Тарзан, хоть все время скучал по Шахрузат, но когда он видел, что идет к ней, как собаки, которых он ненавидел, не вилял хвостом, нетерпеливо не визжал, не стремился на встречу, не рвался на цепи. Такие эмоции он считал ниже достоинства, рожденного от благородной волчцы. Только он, скрывая свое нетерпение, шел навстречу ей и клал свою голову на мягкие и нежные подушки девичьих рук и с удовольствием жмурил глаза. Этим самым это умное животное проявлял свою любовь и покорность этой девочке.

За последнее время Тарзан сильно вырос и возмужал. Под его тонким и нежным мехом перекатывались стальные мукулы, с высокими ногами, широкой и мощной грудью, он производил на себя серьезное впечатление собак, которые прятались из-под взгляда его немигающих желто-золотистых глаз и дикого оскала, демонстрирующего его огромные клыки.

Теперь ни одна собака в этом округе не могла бы мериться с ним силой. Когда Мямуч на несколько дней по своим делам уходил из дома, на ночь Шахрузат отпускала его на прогулки по лесу. Если встречался с собакой, он, как волк, выросший в волчьем логове, нападал на собаку неожиданно с подветренной стороны. Мощной грудью и клыками сбивал ее с ног, подмяв под собой, за считанные секунды вырывал ей горло. Еще не было ни одного случая, чтобы по первому зову Шахрузат он не вернулся домой. Он был у нее в долгу за любовь и нежность к себе, как будто чувствовал, что несет ответственность за Шахрузат перед ненавистным Мямучом.

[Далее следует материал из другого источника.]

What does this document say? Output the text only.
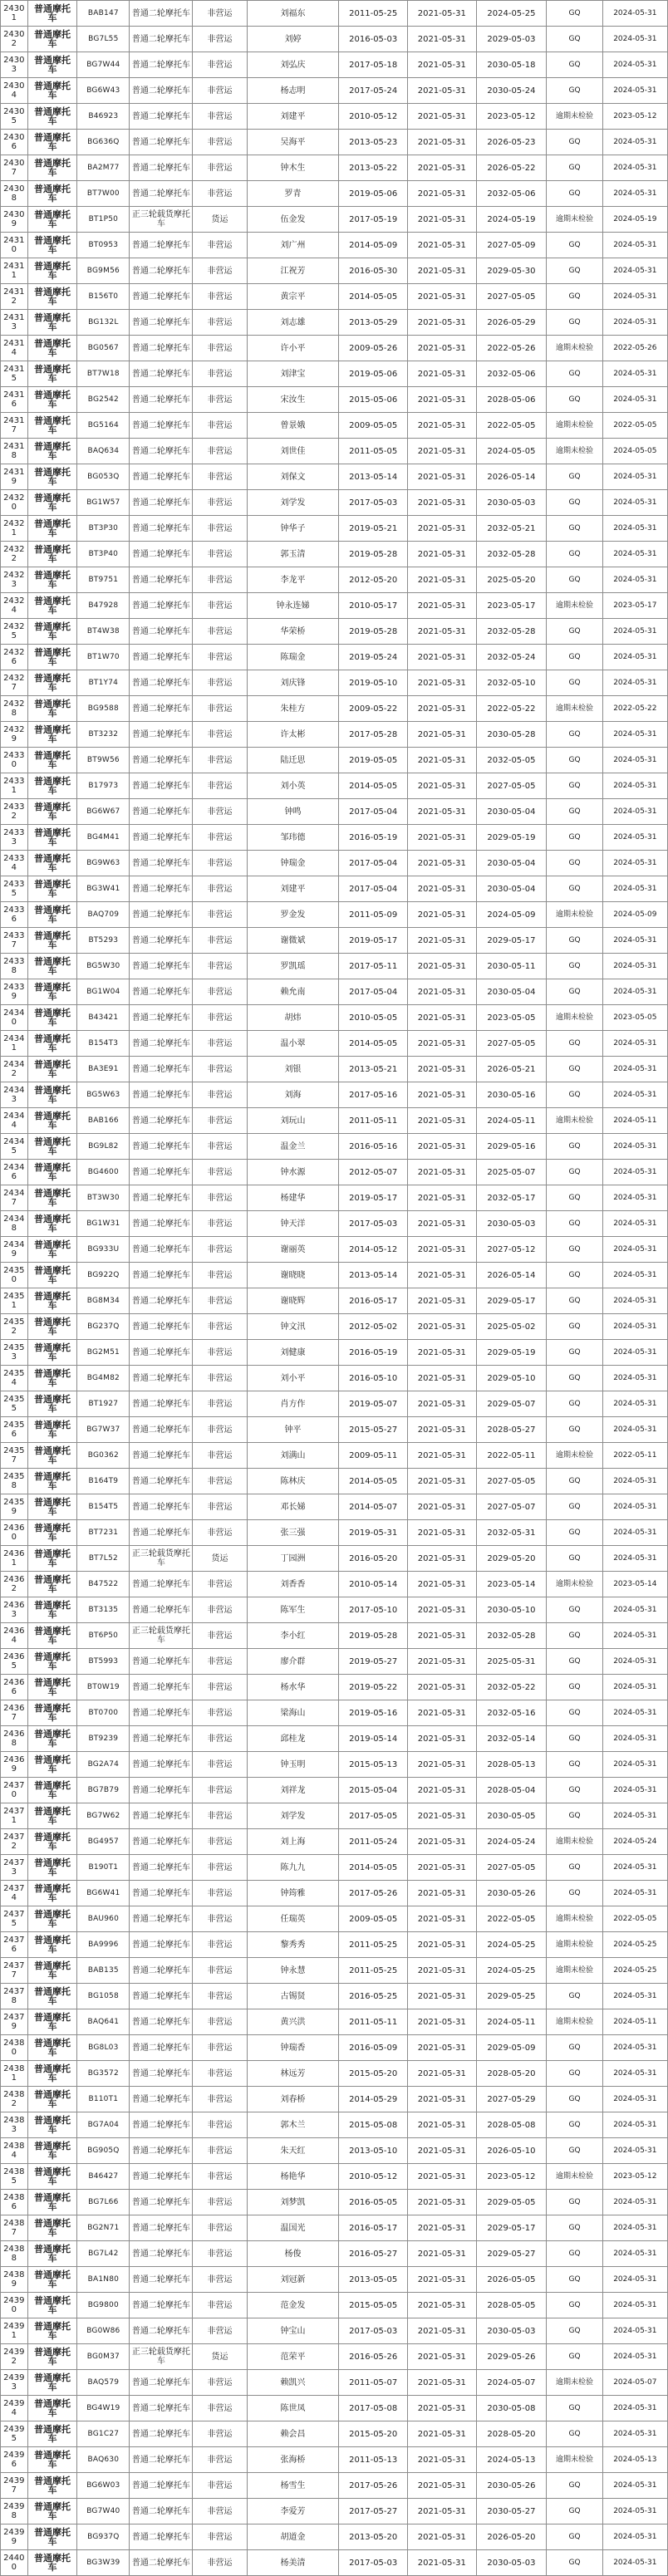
24301	普通摩托车	BAB147	普通二轮摩托车	非营运	刘福东	2011-05-25	2021-05-31	2024-05-25	GQ	2024-05-31
24302	普通摩托车	BG7L55	普通二轮摩托车	非营运	刘婷	2016-05-03	2021-05-31	2029-05-03	GQ	2024-05-31
24303	普通摩托车	BG7W44	普通二轮摩托车	非营运	刘弘庆	2017-05-18	2021-05-31	2030-05-18	GQ	2024-05-31
24304	普通摩托车	BG6W43	普通二轮摩托车	非营运	杨志明	2017-05-24	2021-05-31	2030-05-24	GQ	2024-05-31
24305	普通摩托车	B46923	普通二轮摩托车	非营运	刘建平	2010-05-12	2021-05-31	2023-05-12	逾期未检验	2023-05-12
24306	普通摩托车	BG636Q	普通二轮摩托车	非营运	吴海平	2013-05-23	2021-05-31	2026-05-23	GQ	2024-05-31
24307	普通摩托车	BA2M77	普通二轮摩托车	非营运	钟木生	2013-05-22	2021-05-31	2026-05-22	GQ	2024-05-31
24308	普通摩托车	BT7W00	普通二轮摩托车	非营运	罗青	2019-05-06	2021-05-31	2032-05-06	GQ	2024-05-31
24309	普通摩托车	BT1P50	正三轮载货摩托车	货运	伍金发	2017-05-19	2021-05-31	2024-05-19	逾期未检验	2024-05-19
24310	普通摩托车	BT0953	普通二轮摩托车	非营运	刘广州	2014-05-09	2021-05-31	2027-05-09	GQ	2024-05-31
24311	普通摩托车	BG9M56	普通二轮摩托车	非营运	江祝芳	2016-05-30	2021-05-31	2029-05-30	GQ	2024-05-31
24312	普通摩托车	B156T0	普通二轮摩托车	非营运	黄宗平	2014-05-05	2021-05-31	2027-05-05	GQ	2024-05-31
24313	普通摩托车	BG132L	普通二轮摩托车	非营运	刘志雄	2013-05-29	2021-05-31	2026-05-29	GQ	2024-05-31
24314	普通摩托车	BG0567	普通二轮摩托车	非营运	许小平	2009-05-26	2021-05-31	2022-05-26	逾期未检验	2022-05-26
24315	普通摩托车	BT7W18	普通二轮摩托车	非营运	刘津宝	2019-05-06	2021-05-31	2032-05-06	GQ	2024-05-31
24316	普通摩托车	BG2542	普通二轮摩托车	非营运	宋汝生	2015-05-06	2021-05-31	2028-05-06	GQ	2024-05-31
24317	普通摩托车	BG5164	普通二轮摩托车	非营运	曾景娥	2009-05-05	2021-05-31	2022-05-05	逾期未检验	2022-05-05
24318	普通摩托车	BAQ634	普通二轮摩托车	非营运	刘世佳	2011-05-05	2021-05-31	2024-05-05	逾期未检验	2024-05-05
24319	普通摩托车	BG053Q	普通二轮摩托车	非营运	刘保文	2013-05-14	2021-05-31	2026-05-14	GQ	2024-05-31
24320	普通摩托车	BG1W57	普通二轮摩托车	非营运	刘学发	2017-05-03	2021-05-31	2030-05-03	GQ	2024-05-31
24321	普通摩托车	BT3P30	普通二轮摩托车	非营运	钟华子	2019-05-21	2021-05-31	2032-05-21	GQ	2024-05-31
24322	普通摩托车	BT3P40	普通二轮摩托车	非营运	郭玉清	2019-05-28	2021-05-31	2032-05-28	GQ	2024-05-31
24323	普通摩托车	BT9751	普通二轮摩托车	非营运	李龙平	2012-05-20	2021-05-31	2025-05-20	GQ	2024-05-31
24324	普通摩托车	B47928	普通二轮摩托车	非营运	钟永连娣	2010-05-17	2021-05-31	2023-05-17	逾期未检验	2023-05-17
24325	普通摩托车	BT4W38	普通二轮摩托车	非营运	华荣桥	2019-05-28	2021-05-31	2032-05-28	GQ	2024-05-31
24326	普通摩托车	BT1W70	普通二轮摩托车	非营运	陈瑞金	2019-05-24	2021-05-31	2032-05-24	GQ	2024-05-31
24327	普通摩托车	BT1Y74	普通二轮摩托车	非营运	刘庆锋	2019-05-10	2021-05-31	2032-05-10	GQ	2024-05-31
24328	普通摩托车	BG9588	普通二轮摩托车	非营运	朱桂方	2009-05-22	2021-05-31	2022-05-22	逾期未检验	2022-05-22
24329	普通摩托车	BT3232	普通二轮摩托车	非营运	许太彬	2017-05-28	2021-05-31	2030-05-28	GQ	2024-05-31
24330	普通摩托车	BT9W56	普通二轮摩托车	非营运	陆迁思	2019-05-05	2021-05-31	2032-05-05	GQ	2024-05-31
24331	普通摩托车	B17973	普通二轮摩托车	非营运	刘小英	2014-05-05	2021-05-31	2027-05-05	GQ	2024-05-31
24332	普通摩托车	BG6W67	普通二轮摩托车	非营运	钟鸣	2017-05-04	2021-05-31	2030-05-04	GQ	2024-05-31
24333	普通摩托车	BG4M41	普通二轮摩托车	非营运	邹玮德	2016-05-19	2021-05-31	2029-05-19	GQ	2024-05-31
24334	普通摩托车	BG9W63	普通二轮摩托车	非营运	钟瑞金	2017-05-04	2021-05-31	2030-05-04	GQ	2024-05-31
24335	普通摩托车	BG3W41	普通二轮摩托车	非营运	刘建平	2017-05-04	2021-05-31	2030-05-04	GQ	2024-05-31
24336	普通摩托车	BAQ709	普通二轮摩托车	非营运	罗金发	2011-05-09	2021-05-31	2024-05-09	逾期未检验	2024-05-09
24337	普通摩托车	BT5293	普通二轮摩托车	非营运	谢微斌	2019-05-17	2021-05-31	2029-05-17	GQ	2024-05-31
24338	普通摩托车	BG5W30	普通二轮摩托车	非营运	罗凯瑶	2017-05-11	2021-05-31	2030-05-11	GQ	2024-05-31
24339	普通摩托车	BG1W04	普通二轮摩托车	非营运	赖允南	2017-05-04	2021-05-31	2030-05-04	GQ	2024-05-31
24340	普通摩托车	B43421	普通二轮摩托车	非营运	胡炜	2010-05-05	2021-05-31	2023-05-05	逾期未检验	2023-05-05
24341	普通摩托车	B154T3	普通二轮摩托车	非营运	温小翠	2014-05-05	2021-05-31	2027-05-05	GQ	2024-05-31
24342	普通摩托车	BA3E91	普通二轮摩托车	非营运	刘银	2013-05-21	2021-05-31	2026-05-21	GQ	2024-05-31
24343	普通摩托车	BG5W63	普通二轮摩托车	非营运	刘海	2017-05-16	2021-05-31	2030-05-16	GQ	2024-05-31
24344	普通摩托车	BAB166	普通二轮摩托车	非营运	刘玩山	2011-05-11	2021-05-31	2024-05-11	逾期未检验	2024-05-11
24345	普通摩托车	BG9L82	普通二轮摩托车	非营运	温金兰	2016-05-16	2021-05-31	2029-05-16	GQ	2024-05-31
24346	普通摩托车	BG4600	普通二轮摩托车	非营运	钟水源	2012-05-07	2021-05-31	2025-05-07	GQ	2024-05-31
24347	普通摩托车	BT3W30	普通二轮摩托车	非营运	杨建华	2019-05-17	2021-05-31	2032-05-17	GQ	2024-05-31
24348	普通摩托车	BG1W31	普通二轮摩托车	非营运	钟天洋	2017-05-03	2021-05-31	2030-05-03	GQ	2024-05-31
24349	普通摩托车	BG933U	普通二轮摩托车	非营运	谢丽英	2014-05-12	2021-05-31	2027-05-12	GQ	2024-05-31
24350	普通摩托车	BG922Q	普通二轮摩托车	非营运	谢晓晓	2013-05-14	2021-05-31	2026-05-14	GQ	2024-05-31
24351	普通摩托车	BG8M34	普通二轮摩托车	非营运	谢晓辉	2016-05-17	2021-05-31	2029-05-17	GQ	2024-05-31
24352	普通摩托车	BG237Q	普通二轮摩托车	非营运	钟文汛	2012-05-02	2021-05-31	2025-05-02	GQ	2024-05-31
24353	普通摩托车	BG2M51	普通二轮摩托车	非营运	刘健康	2016-05-19	2021-05-31	2029-05-19	GQ	2024-05-31
24354	普通摩托车	BG4M82	普通二轮摩托车	非营运	刘小平	2016-05-10	2021-05-31	2029-05-10	GQ	2024-05-31
24355	普通摩托车	BT1927	普通二轮摩托车	非营运	肖方作	2019-05-07	2021-05-31	2029-05-07	GQ	2024-05-31
24356	普通摩托车	BG7W37	普通二轮摩托车	非营运	钟平	2015-05-27	2021-05-31	2028-05-27	GQ	2024-05-31
24357	普通摩托车	BG0362	普通二轮摩托车	非营运	刘满山	2009-05-11	2021-05-31	2022-05-11	逾期未检验	2022-05-11
24358	普通摩托车	B164T9	普通二轮摩托车	非营运	陈林庆	2014-05-05	2021-05-31	2027-05-05	GQ	2024-05-31
24359	普通摩托车	B154T5	普通二轮摩托车	非营运	邓长娣	2014-05-07	2021-05-31	2027-05-07	GQ	2024-05-31
24360	普通摩托车	BT7231	普通二轮摩托车	非营运	张三强	2019-05-31	2021-05-31	2032-05-31	GQ	2024-05-31
24361	普通摩托车	BT7L52	正三轮载货摩托车	货运	丁园洲	2016-05-20	2021-05-31	2029-05-20	GQ	2024-05-31
24362	普通摩托车	B47522	普通二轮摩托车	非营运	刘香香	2010-05-14	2021-05-31	2023-05-14	逾期未检验	2023-05-14
24363	普通摩托车	BT3135	普通二轮摩托车	非营运	陈军生	2017-05-10	2021-05-31	2030-05-10	GQ	2024-05-31
24364	普通摩托车	BT6P50	正三轮载货摩托车	非营运	李小红	2019-05-28	2021-05-31	2032-05-28	GQ	2024-05-31
24365	普通摩托车	BT5993	普通二轮摩托车	非营运	廖介群	2019-05-27	2021-05-31	2025-05-31	GQ	2024-05-31
24366	普通摩托车	BT0W19	普通二轮摩托车	非营运	杨水华	2019-05-22	2021-05-31	2032-05-22	GQ	2024-05-31
24367	普通摩托车	BT0700	普通二轮摩托车	非营运	梁海山	2019-05-16	2021-05-31	2032-05-16	GQ	2024-05-31
24368	普通摩托车	BT9239	普通二轮摩托车	非营运	邱桂龙	2019-05-14	2021-05-31	2032-05-14	GQ	2024-05-31
24369	普通摩托车	BG2A74	普通二轮摩托车	非营运	钟玉明	2015-05-13	2021-05-31	2028-05-13	GQ	2024-05-31
24370	普通摩托车	BG7B79	普通二轮摩托车	非营运	刘祥龙	2015-05-04	2021-05-31	2028-05-04	GQ	2024-05-31
24371	普通摩托车	BG7W62	普通二轮摩托车	非营运	刘学发	2017-05-05	2021-05-31	2030-05-05	GQ	2024-05-31
24372	普通摩托车	BG4957	普通二轮摩托车	非营运	刘上海	2011-05-24	2021-05-31	2024-05-24	逾期未检验	2024-05-24
24373	普通摩托车	B190T1	普通二轮摩托车	非营运	陈九九	2014-05-05	2021-05-31	2027-05-05	GQ	2024-05-31
24374	普通摩托车	BG6W41	普通二轮摩托车	非营运	钟筠雅	2017-05-26	2021-05-31	2030-05-26	GQ	2024-05-31
24375	普通摩托车	BAU960	普通二轮摩托车	非营运	任瑞英	2009-05-05	2021-05-31	2022-05-05	逾期未检验	2022-05-05
24376	普通摩托车	BA9996	普通二轮摩托车	非营运	黎秀秀	2011-05-25	2021-05-31	2024-05-25	逾期未检验	2024-05-25
24377	普通摩托车	BAB135	普通二轮摩托车	非营运	钟永慧	2011-05-25	2021-05-31	2024-05-25	逾期未检验	2024-05-25
24378	普通摩托车	BG1058	普通二轮摩托车	非营运	古锡贤	2016-05-25	2021-05-31	2029-05-25	GQ	2024-05-31
24379	普通摩托车	BAQ641	普通二轮摩托车	非营运	黄兴洪	2011-05-11	2021-05-31	2024-05-11	逾期未检验	2024-05-11
24380	普通摩托车	BG8L03	普通二轮摩托车	非营运	钟瑞香	2016-05-09	2021-05-31	2029-05-09	GQ	2024-05-31
24381	普通摩托车	BG3572	普通二轮摩托车	非营运	林远芳	2015-05-20	2021-05-31	2028-05-20	GQ	2024-05-31
24382	普通摩托车	B110T1	普通二轮摩托车	非营运	刘春桥	2014-05-29	2021-05-31	2027-05-29	GQ	2024-05-31
24383	普通摩托车	BG7A04	普通二轮摩托车	非营运	郭木兰	2015-05-08	2021-05-31	2028-05-08	GQ	2024-05-31
24384	普通摩托车	BG905Q	普通二轮摩托车	非营运	朱天红	2013-05-10	2021-05-31	2026-05-10	GQ	2024-05-31
24385	普通摩托车	B46427	普通二轮摩托车	非营运	杨艳华	2010-05-12	2021-05-31	2023-05-12	逾期未检验	2023-05-12
24386	普通摩托车	BG7L66	普通二轮摩托车	非营运	刘梦凯	2016-05-05	2021-05-31	2029-05-05	GQ	2024-05-31
24387	普通摩托车	BG2N71	普通二轮摩托车	非营运	温国光	2016-05-17	2021-05-31	2029-05-17	GQ	2024-05-31
24388	普通摩托车	BG7L42	普通二轮摩托车	非营运	杨俊	2016-05-27	2021-05-31	2029-05-27	GQ	2024-05-31
24389	普通摩托车	BA1N80	普通二轮摩托车	非营运	刘冠新	2013-05-05	2021-05-31	2026-05-05	GQ	2024-05-31
24390	普通摩托车	BG9800	普通二轮摩托车	非营运	范金发	2015-05-05	2021-05-31	2028-05-05	GQ	2024-05-31
24391	普通摩托车	BG0W86	普通二轮摩托车	非营运	钟宝山	2017-05-03	2021-05-31	2030-05-03	GQ	2024-05-31
24392	普通摩托车	BG0M37	正三轮载货摩托车	货运	范荣平	2016-05-26	2021-05-31	2029-05-26	GQ	2024-05-31
24393	普通摩托车	BAQ579	普通二轮摩托车	非营运	赖凯兴	2011-05-07	2021-05-31	2024-05-07	逾期未检验	2024-05-07
24394	普通摩托车	BG4W19	普通二轮摩托车	非营运	陈世凤	2017-05-08	2021-05-31	2030-05-08	GQ	2024-05-31
24395	普通摩托车	BG1C27	普通二轮摩托车	非营运	赖会昌	2015-05-20	2021-05-31	2028-05-20	GQ	2024-05-31
24396	普通摩托车	BAQ630	普通二轮摩托车	非营运	张海桥	2011-05-13	2021-05-31	2024-05-13	逾期未检验	2024-05-13
24397	普通摩托车	BG6W03	普通二轮摩托车	非营运	杨雪生	2017-05-26	2021-05-31	2030-05-26	GQ	2024-05-31
24398	普通摩托车	BG7W40	普通二轮摩托车	非营运	李爱芳	2017-05-27	2021-05-31	2030-05-27	GQ	2024-05-31
24399	普通摩托车	BG937Q	普通二轮摩托车	非营运	胡道金	2013-05-20	2021-05-31	2026-05-20	GQ	2024-05-31
24400	普通摩托车	BG3W39	普通二轮摩托车	非营运	杨美清	2017-05-03	2021-05-31	2030-05-03	GQ	2024-05-31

Тарзан еще издалека чувствовал приближение Мямуча, противные запахи спиртного, выдыхаемые им в лесном массиве. Он начинал нервничать, рваться на цепи, скулить, визжать, прося Шахрузат отпустить его. Это и был верный знак Нигар и Шахрузат, подаваемый Тарзаном, что скоро дома будет Мямуч, обязательно пьяный, обязательно будет избивать кого-нибудь из них или всех по очереди. Последнее время Шахрузат научилась как-то защищаться от его тумаков. Или заранее пряталась в конуре волка, если не успела спрятаться в лесу, или пряталась в кормушках в коровнике. Тогда больше всего тумаков доставалось матери и Тарзану. Как бы не избивал Мямуч Тарзана, он никогда не отступал перед ним. Угрожающе скалил клыки, ощетинив мех на загривке, низко опустив широкий лоб, по цепи боком и угрожающе делая круги, злобно рычал, так что иногда у Мямуча кровь в жилах стыла. Иногда, делая маневр, предусмотрительно отступая от нападения Мямуча, из-за своей конуры делал такой бешеный скачок на его грудь, клыками целясь в шею, что он от волка кувырком отскакивал на несколько метров.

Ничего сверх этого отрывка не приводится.